Computer and Data Science

Computers are fundamental to astronomical research. The most useful language is Python, followed by C or C++. COMP SCI 220 Data Science Programming I is a good starting point for learning Python.

Students interested in data science and machine learning are also recommended to take PHYSICS 361 Machine Learning in Physics.

Chemistry

A college course in physical or organic chemistry is useful for Astronomy students. Physical chemistry is particularly valuable for those interested in the interstellar medium, comets, and planets.

Statistics

A background in statistics is valuable, particularly for students interested in observational astronomy. STAT/​MATH  309 Introduction to Probability and Mathematical Statistics I/STAT/​MATH  310 Introduction to Probability and Mathematical Statistics II are suggested.

What You Learn in This Major Will:

  • prepare you for graduate studies for master’s or doctoral degrees in experimental or theoretical astronomy, astrophysics, or physics;
  • prepare you for employment in industrial or governmental laboratories;
  • provide a broad background for further work in other sciences, such as materials sciences, aerospace, computer science, geophysics, meteorology, radiology, medicine, biophysics, engineering, and environmental studies;
  • provide a science-oriented education, useful in some areas of business administration, public policy, law, or other fields where a basic knowledge of science is useful; and
  • provide part of the preparation you need to teach astronomy or physics. To teach these subjects in high school, you will also take education courses to become certified. You will need a doctoral degree to become a college or university professor.

Students who intend to continue astronomy in a graduate program are strongly encouraged to get involved in research early. Please consider applying for Research Experiences for Undergraduates (REUs) and if interested in department research, visit our website and reach out to individual faculty. On our webpage you will find our Undergraduate Student Handbook as well as some of the current research projects.


SuccessWorks

SuccessWorks at the College of Letters & Science helps you turn the academic skills learned in your classes into a fulfilling life, guiding you every step of the way to securing jobs, internships, or admission to graduate school.

Through one-on-one career advising, events, and resources, you can explore career options, build valuable internship and research experience, and connect with supportive alumni and employers who open doors of opportunity.

Wisconsin Experience

The Astronomy Club

The Astronomy Club is a student organization for people interested in astronomy and related fields.

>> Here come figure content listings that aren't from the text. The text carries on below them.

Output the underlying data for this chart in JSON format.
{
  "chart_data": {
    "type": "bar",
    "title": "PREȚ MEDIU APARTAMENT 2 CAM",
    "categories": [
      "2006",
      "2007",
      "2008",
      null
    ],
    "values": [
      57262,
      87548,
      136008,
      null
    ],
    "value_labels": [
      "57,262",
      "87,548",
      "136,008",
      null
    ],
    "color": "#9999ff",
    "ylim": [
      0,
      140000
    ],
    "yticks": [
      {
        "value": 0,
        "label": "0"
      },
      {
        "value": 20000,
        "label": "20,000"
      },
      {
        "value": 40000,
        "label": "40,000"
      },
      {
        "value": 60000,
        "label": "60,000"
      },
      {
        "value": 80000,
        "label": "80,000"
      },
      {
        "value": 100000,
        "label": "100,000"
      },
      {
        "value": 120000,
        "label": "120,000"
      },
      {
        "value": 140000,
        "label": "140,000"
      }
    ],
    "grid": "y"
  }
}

In addition to social events, the club organizes a research symposium, Research Experiences for Undergraduates and internship information sessions, and trips to observatories and labs. Club members can also help you start doing some of your own astronomy research.

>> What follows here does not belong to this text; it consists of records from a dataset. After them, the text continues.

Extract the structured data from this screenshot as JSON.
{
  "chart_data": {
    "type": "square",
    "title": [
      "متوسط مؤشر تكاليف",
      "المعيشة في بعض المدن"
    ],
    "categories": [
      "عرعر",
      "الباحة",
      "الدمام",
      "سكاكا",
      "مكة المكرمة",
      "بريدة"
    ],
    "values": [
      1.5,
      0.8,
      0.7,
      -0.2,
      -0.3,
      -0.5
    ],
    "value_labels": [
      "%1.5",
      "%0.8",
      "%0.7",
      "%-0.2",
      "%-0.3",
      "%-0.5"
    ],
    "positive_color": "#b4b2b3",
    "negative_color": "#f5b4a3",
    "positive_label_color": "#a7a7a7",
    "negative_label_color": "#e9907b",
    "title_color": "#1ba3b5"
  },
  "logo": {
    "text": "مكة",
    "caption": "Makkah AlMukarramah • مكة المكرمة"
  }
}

By joining the Astronomy Club, you will meet  people who are just as enthusiastic as you are about the universe! Astronomy Club is a great way to find a community of people who can help you navigate through your time at UW–Madison.

Email the club officers at astronomyclubofficers@gmail.com to notify them of your interest. Then, just pay your annual dues to join.

Resources and Scholarships

Students majoring in Astronomy–Physics may be eligible for scholarships made possible through very generous donations by alumni and friends of the Department of Physics.